Michele Leering, PhD candidate, chairs the Legal Education Working Group of the Canadian Bar Association’s Access to Justice Subcommittee that produced the Experiential Learning Guide, a resource for Canadian law students that was piloted at Queen’s. The group’s workshop outlined the Guide’s main features, explained how they worked together in the spirit of collaborative action research to gather ideas, materials and feedback, as well as solicited feedback on next steps with the revised Guide being released nationwide this fall.

Brandon Karonyatatye Maracle, a Kenien’keha from Tyendinaga Mohawk Territory, helped open the conference.
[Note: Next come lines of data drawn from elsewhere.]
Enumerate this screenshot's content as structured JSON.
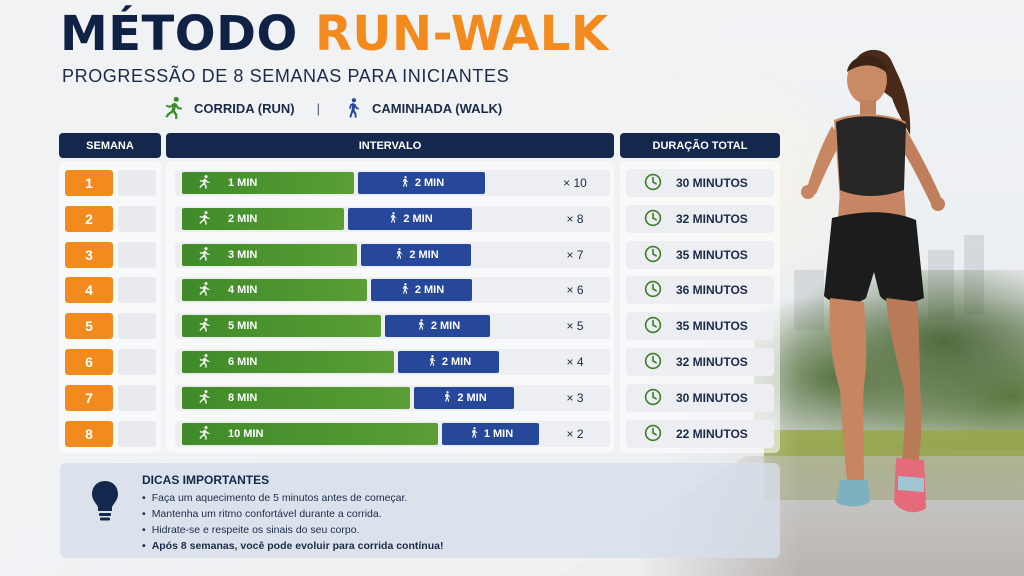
{
  "title": {
    "part1": "MÉTODO",
    "part2": "RUN-WALK"
  },
  "subtitle": "PROGRESSÃO DE 8 SEMANAS PARA INICIANTES",
  "legend": {
    "run_label": "CORRIDA (RUN)",
    "separator": "|",
    "walk_label": "CAMINHADA (WALK)",
    "run_icon": "running-person-icon",
    "walk_icon": "walking-person-icon"
  },
  "headers": {
    "week": "SEMANA",
    "interval": "INTERVALO",
    "duration": "DURAÇÃO TOTAL"
  },
  "colors": {
    "navy": "#14284d",
    "orange": "#f28a1e",
    "run_green": "#4c9530",
    "walk_blue": "#27479b"
  },
  "rows": [
    {
      "week": "1",
      "run": "1 MIN",
      "walk": "2 MIN",
      "reps": "× 10",
      "duration": "30 MINUTOS"
    },
    {
      "week": "2",
      "run": "2 MIN",
      "walk": "2 MIN",
      "reps": "× 8",
      "duration": "32 MINUTOS"
    },
    {
      "week": "3",
      "run": "3 MIN",
      "walk": "2 MIN",
      "reps": "× 7",
      "duration": "35 MINUTOS"
    },
    {
      "week": "4",
      "run": "4 MIN",
      "walk": "2 MIN",
      "reps": "× 6",
      "duration": "36 MINUTOS"
    },
    {
      "week": "5",
      "run": "5 MIN",
      "walk": "2 MIN",
      "reps": "× 5",
      "duration": "35 MINUTOS"
    },
    {
      "week": "6",
      "run": "6 MIN",
      "walk": "2 MIN",
      "reps": "× 4",
      "duration": "32 MINUTOS"
    },
    {
      "week": "7",
      "run": "8 MIN",
      "walk": "2 MIN",
      "reps": "× 3",
      "duration": "30 MINUTOS"
    },
    {
      "week": "8",
      "run": "10 MIN",
      "walk": "1 MIN",
      "reps": "× 2",
      "duration": "22 MINUTOS"
    }
  ],
  "tips": {
    "title": "DICAS IMPORTANTES",
    "icon": "lightbulb-icon",
    "items": [
      "Faça um aquecimento de 5 minutos antes de começar.",
      "Mantenha um ritmo confortável durante a corrida.",
      "Hidrate-se e respeite os sinais do seu corpo.",
      "Após 8 semanas, você pode evoluir para corrida contínua!"
    ]
  }
}
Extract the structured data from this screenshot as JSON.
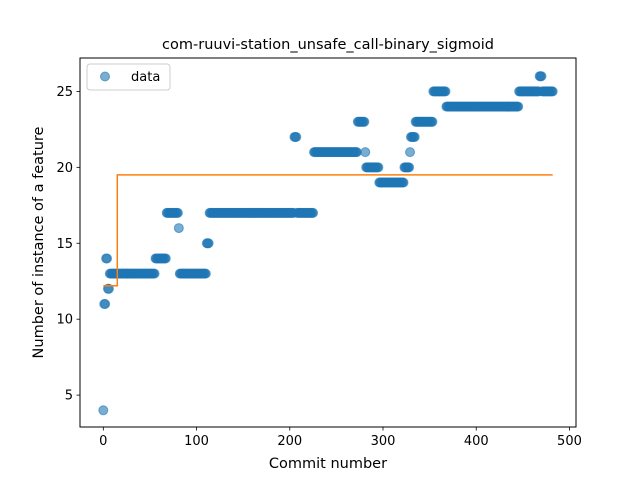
{
  "chart_data": {
    "type": "scatter",
    "title": "com-ruuvi-station_unsafe_call-binary_sigmoid",
    "xlabel": "Commit number",
    "ylabel": "Number of instance of a feature",
    "xlim": [
      -25,
      507
    ],
    "ylim": [
      2.9,
      27.2
    ],
    "xticks": [
      0,
      100,
      200,
      300,
      400,
      500
    ],
    "yticks": [
      5,
      10,
      15,
      20,
      25
    ],
    "grid": false,
    "legend": {
      "position": "top-left",
      "entries": [
        "data"
      ]
    },
    "colors": {
      "data": "#1f77b4",
      "fit": "#ff7f0e"
    },
    "series": [
      {
        "name": "data",
        "kind": "scatter",
        "segments": [
          [
            0,
            0,
            4
          ],
          [
            1,
            2,
            11
          ],
          [
            3,
            4,
            14
          ],
          [
            5,
            6,
            12
          ],
          [
            7,
            55,
            13
          ],
          [
            56,
            67,
            14
          ],
          [
            68,
            80,
            17
          ],
          [
            81,
            81,
            16
          ],
          [
            82,
            110,
            13
          ],
          [
            111,
            113,
            15
          ],
          [
            114,
            204,
            17
          ],
          [
            205,
            207,
            22
          ],
          [
            208,
            225,
            17
          ],
          [
            226,
            272,
            21
          ],
          [
            273,
            280,
            23
          ],
          [
            281,
            281,
            21
          ],
          [
            282,
            295,
            20
          ],
          [
            296,
            322,
            19
          ],
          [
            323,
            328,
            20
          ],
          [
            329,
            329,
            21
          ],
          [
            330,
            334,
            22
          ],
          [
            335,
            353,
            23
          ],
          [
            354,
            367,
            25
          ],
          [
            368,
            445,
            24
          ],
          [
            446,
            467,
            25
          ],
          [
            468,
            470,
            26
          ],
          [
            471,
            482,
            25
          ]
        ]
      },
      {
        "name": "fit",
        "kind": "step-line",
        "points": [
          [
            0,
            12.2
          ],
          [
            15,
            12.2
          ],
          [
            15,
            19.5
          ],
          [
            482,
            19.5
          ]
        ]
      }
    ]
  }
}
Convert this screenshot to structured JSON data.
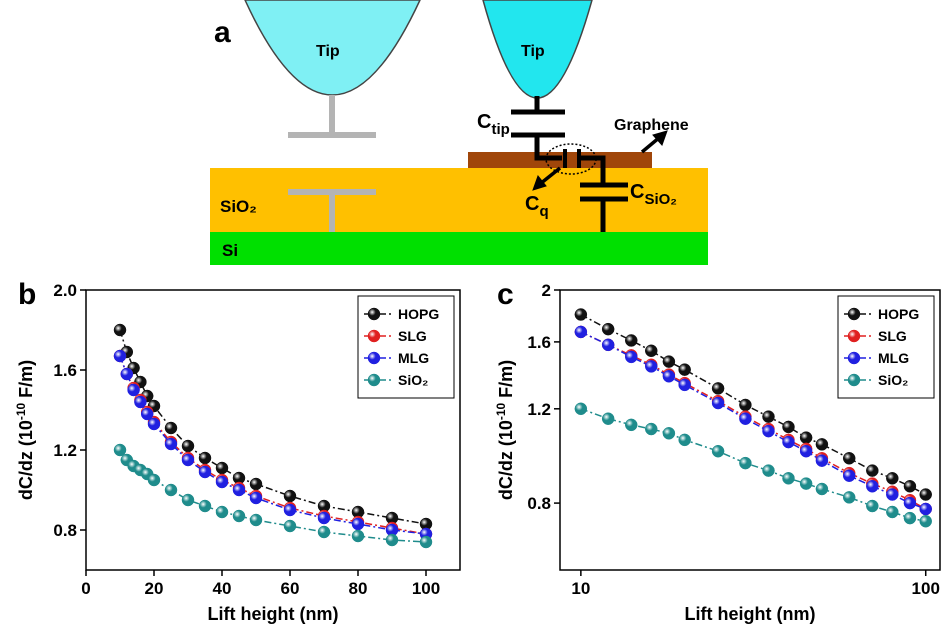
{
  "diagram": {
    "label": "a",
    "tip_left": "Tip",
    "tip_right": "Tip",
    "c_tip": {
      "main": "C",
      "sub": "tip"
    },
    "graphene": "Graphene",
    "c_q": {
      "main": "C",
      "sub": "q"
    },
    "c_sio2": {
      "main": "C",
      "sub": "SiO₂"
    },
    "sio2": "SiO₂",
    "si": "Si"
  },
  "chart_data": [
    {
      "type": "line",
      "label": "b",
      "xlabel": "Lift height (nm)",
      "ylabel": [
        "dC/dz (10",
        "-10",
        " F/m)"
      ],
      "x": [
        10,
        12,
        14,
        16,
        18,
        20,
        25,
        30,
        35,
        40,
        45,
        50,
        60,
        70,
        80,
        90,
        100
      ],
      "series": [
        {
          "name": "HOPG",
          "color": "#111111",
          "values": [
            1.8,
            1.69,
            1.61,
            1.54,
            1.47,
            1.42,
            1.31,
            1.22,
            1.16,
            1.11,
            1.06,
            1.03,
            0.97,
            0.92,
            0.89,
            0.86,
            0.83
          ]
        },
        {
          "name": "SLG",
          "color": "#e02020",
          "values": [
            1.67,
            1.58,
            1.51,
            1.45,
            1.39,
            1.34,
            1.24,
            1.16,
            1.1,
            1.05,
            1.01,
            0.97,
            0.91,
            0.87,
            0.84,
            0.81,
            0.78
          ]
        },
        {
          "name": "MLG",
          "color": "#2020e0",
          "values": [
            1.67,
            1.58,
            1.5,
            1.44,
            1.38,
            1.33,
            1.23,
            1.15,
            1.09,
            1.04,
            1.0,
            0.96,
            0.9,
            0.86,
            0.83,
            0.8,
            0.78
          ]
        },
        {
          "name": "SiO₂",
          "color": "#1f8c8c",
          "values": [
            1.2,
            1.15,
            1.12,
            1.1,
            1.08,
            1.05,
            1.0,
            0.95,
            0.92,
            0.89,
            0.87,
            0.85,
            0.82,
            0.79,
            0.77,
            0.75,
            0.74
          ]
        }
      ],
      "xlim": [
        0,
        110
      ],
      "ylim": [
        0.6,
        2.0
      ],
      "xscale": "linear",
      "yscale": "linear",
      "xticks": [
        0,
        20,
        40,
        60,
        80,
        100
      ],
      "yticks": [
        0.8,
        1.2,
        1.6,
        {
          "value": 2,
          "label": "2.0"
        }
      ],
      "legend": "upper right"
    },
    {
      "type": "line",
      "label": "c",
      "xlabel": "Lift height (nm)",
      "ylabel": [
        "dC/dz (10",
        "-10",
        " F/m)"
      ],
      "x": [
        10,
        12,
        14,
        16,
        18,
        20,
        25,
        30,
        35,
        40,
        45,
        50,
        60,
        70,
        80,
        90,
        100
      ],
      "series": [
        {
          "name": "HOPG",
          "color": "#111111",
          "values": [
            1.8,
            1.69,
            1.61,
            1.54,
            1.47,
            1.42,
            1.31,
            1.22,
            1.16,
            1.11,
            1.06,
            1.03,
            0.97,
            0.92,
            0.89,
            0.86,
            0.83
          ]
        },
        {
          "name": "SLG",
          "color": "#e02020",
          "values": [
            1.67,
            1.58,
            1.51,
            1.45,
            1.39,
            1.34,
            1.24,
            1.16,
            1.1,
            1.05,
            1.01,
            0.97,
            0.91,
            0.87,
            0.84,
            0.81,
            0.78
          ]
        },
        {
          "name": "MLG",
          "color": "#2020e0",
          "values": [
            1.67,
            1.58,
            1.5,
            1.44,
            1.38,
            1.33,
            1.23,
            1.15,
            1.09,
            1.04,
            1.0,
            0.96,
            0.9,
            0.86,
            0.83,
            0.8,
            0.78
          ]
        },
        {
          "name": "SiO₂",
          "color": "#1f8c8c",
          "values": [
            1.2,
            1.15,
            1.12,
            1.1,
            1.08,
            1.05,
            1.0,
            0.95,
            0.92,
            0.89,
            0.87,
            0.85,
            0.82,
            0.79,
            0.77,
            0.75,
            0.74
          ]
        }
      ],
      "xlim": [
        8.7,
        110
      ],
      "ylim": [
        0.6,
        2.0
      ],
      "xscale": "log",
      "yscale": "log",
      "xticks": [
        10,
        100
      ],
      "yticks": [
        0.8,
        1.2,
        1.6,
        2
      ],
      "legend": "upper right"
    }
  ]
}
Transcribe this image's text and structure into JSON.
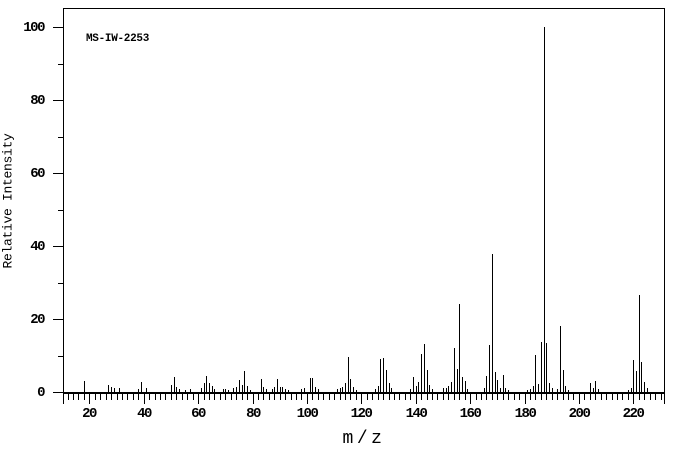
{
  "chart_data": {
    "type": "bar",
    "subtype": "mass-spectrum-stick-plot",
    "title": "MS-IW-2253",
    "xlabel": "m/z",
    "ylabel": "Relative Intensity",
    "xlim": [
      10,
      231
    ],
    "ylim": [
      0,
      105
    ],
    "x_major_ticks": [
      20,
      40,
      60,
      80,
      100,
      120,
      140,
      160,
      180,
      200,
      220
    ],
    "x_minor_step": 2,
    "y_major_ticks": [
      0,
      20,
      40,
      60,
      80,
      100
    ],
    "y_minor_step": 10,
    "grid": false,
    "legend": false,
    "base_peak_mz": 187,
    "peaks": [
      [
        18,
        3.0
      ],
      [
        27,
        2.0
      ],
      [
        28,
        1.4
      ],
      [
        29,
        1.0
      ],
      [
        31,
        1.0
      ],
      [
        38,
        0.8
      ],
      [
        39,
        2.7
      ],
      [
        41,
        1.2
      ],
      [
        50,
        1.9
      ],
      [
        51,
        4.1
      ],
      [
        52,
        1.4
      ],
      [
        53,
        0.7
      ],
      [
        55,
        0.6
      ],
      [
        57,
        0.7
      ],
      [
        61,
        1.0
      ],
      [
        62,
        2.4
      ],
      [
        63,
        4.3
      ],
      [
        64,
        2.6
      ],
      [
        65,
        1.7
      ],
      [
        66,
        0.9
      ],
      [
        69,
        0.7
      ],
      [
        70,
        0.9
      ],
      [
        71,
        0.6
      ],
      [
        73,
        1.1
      ],
      [
        74,
        1.4
      ],
      [
        75,
        3.4
      ],
      [
        76,
        2.0
      ],
      [
        77,
        5.8
      ],
      [
        78,
        1.7
      ],
      [
        79,
        0.6
      ],
      [
        83,
        3.5
      ],
      [
        84,
        1.4
      ],
      [
        85,
        0.8
      ],
      [
        87,
        0.9
      ],
      [
        88,
        1.5
      ],
      [
        89,
        3.6
      ],
      [
        90,
        1.5
      ],
      [
        91,
        1.4
      ],
      [
        92,
        0.9
      ],
      [
        93,
        0.6
      ],
      [
        98,
        0.7
      ],
      [
        99,
        1.0
      ],
      [
        101,
        3.9
      ],
      [
        102,
        3.9
      ],
      [
        103,
        1.5
      ],
      [
        104,
        0.7
      ],
      [
        111,
        0.7
      ],
      [
        112,
        1.0
      ],
      [
        113,
        1.5
      ],
      [
        114,
        2.6
      ],
      [
        115,
        9.5
      ],
      [
        116,
        3.6
      ],
      [
        117,
        1.3
      ],
      [
        118,
        0.6
      ],
      [
        125,
        0.9
      ],
      [
        126,
        1.6
      ],
      [
        127,
        9.0
      ],
      [
        128,
        9.3
      ],
      [
        129,
        6.0
      ],
      [
        130,
        2.6
      ],
      [
        131,
        1.1
      ],
      [
        138,
        0.8
      ],
      [
        139,
        4.2
      ],
      [
        140,
        1.7
      ],
      [
        141,
        2.7
      ],
      [
        142,
        10.5
      ],
      [
        143,
        13.1
      ],
      [
        144,
        6.0
      ],
      [
        145,
        1.9
      ],
      [
        146,
        0.7
      ],
      [
        150,
        1.1
      ],
      [
        151,
        1.0
      ],
      [
        152,
        1.6
      ],
      [
        153,
        2.8
      ],
      [
        154,
        12.0
      ],
      [
        155,
        6.4
      ],
      [
        156,
        24.1
      ],
      [
        157,
        4.1
      ],
      [
        158,
        3.0
      ],
      [
        159,
        0.9
      ],
      [
        165,
        1.0
      ],
      [
        166,
        4.5
      ],
      [
        167,
        12.8
      ],
      [
        168,
        37.8
      ],
      [
        169,
        5.5
      ],
      [
        170,
        3.2
      ],
      [
        171,
        1.0
      ],
      [
        172,
        4.6
      ],
      [
        173,
        1.2
      ],
      [
        174,
        0.6
      ],
      [
        181,
        0.5
      ],
      [
        182,
        0.7
      ],
      [
        183,
        1.7
      ],
      [
        184,
        10.1
      ],
      [
        185,
        2.2
      ],
      [
        186,
        13.6
      ],
      [
        187,
        100.0
      ],
      [
        188,
        13.4
      ],
      [
        189,
        2.6
      ],
      [
        190,
        1.1
      ],
      [
        192,
        0.8
      ],
      [
        193,
        18.2
      ],
      [
        194,
        6.0
      ],
      [
        195,
        1.7
      ],
      [
        196,
        0.5
      ],
      [
        204,
        2.6
      ],
      [
        205,
        1.1
      ],
      [
        206,
        3.0
      ],
      [
        207,
        0.8
      ],
      [
        218,
        0.6
      ],
      [
        219,
        1.1
      ],
      [
        220,
        8.7
      ],
      [
        221,
        5.8
      ],
      [
        222,
        26.6
      ],
      [
        223,
        8.2
      ],
      [
        224,
        2.8
      ],
      [
        225,
        1.0
      ]
    ]
  },
  "colors": {
    "foreground": "#000000",
    "background": "#ffffff"
  }
}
He will be joining Queen’s Law this fall as a JD student. 

Professor Mary-Jo Maur, Law’85, LLM’93, discussed the benefits and challenges of new approaches to teaching and evaluation in large classes of 50-plus students, and considered the feasibility of developing an online “Teaching and Evaluation Exchange Portal” hosted by CALT.

In addition to being one of the conference organizers, Karla McGrath joined Rachel Law, Law’18 (Artsci’15), an articling student with the Queen’s Law Clinics, to examine how student legal clinics, particularly the Queen’s Family Law Clinic, apply the advantages of a limited scope retainer to clinic work allowing students to maximize the impact of limited resources to assist a greater number of clients.

Asked about her insights into the difference between teaching law and teaching to become a lawyer, McGrath mused, “Some perceive a tension between the doctrinal stream (teaching students the law) and the clinical stream (teaching students to practice law). I think that the key is a balance between the two with the faculty providing the foundation upon which the clinical experience rests. Bringing the two types of instructors together as we did during this conference creates an opportunity for each to learn from the other and for all of us to move toward establishing and maintaining that balance.”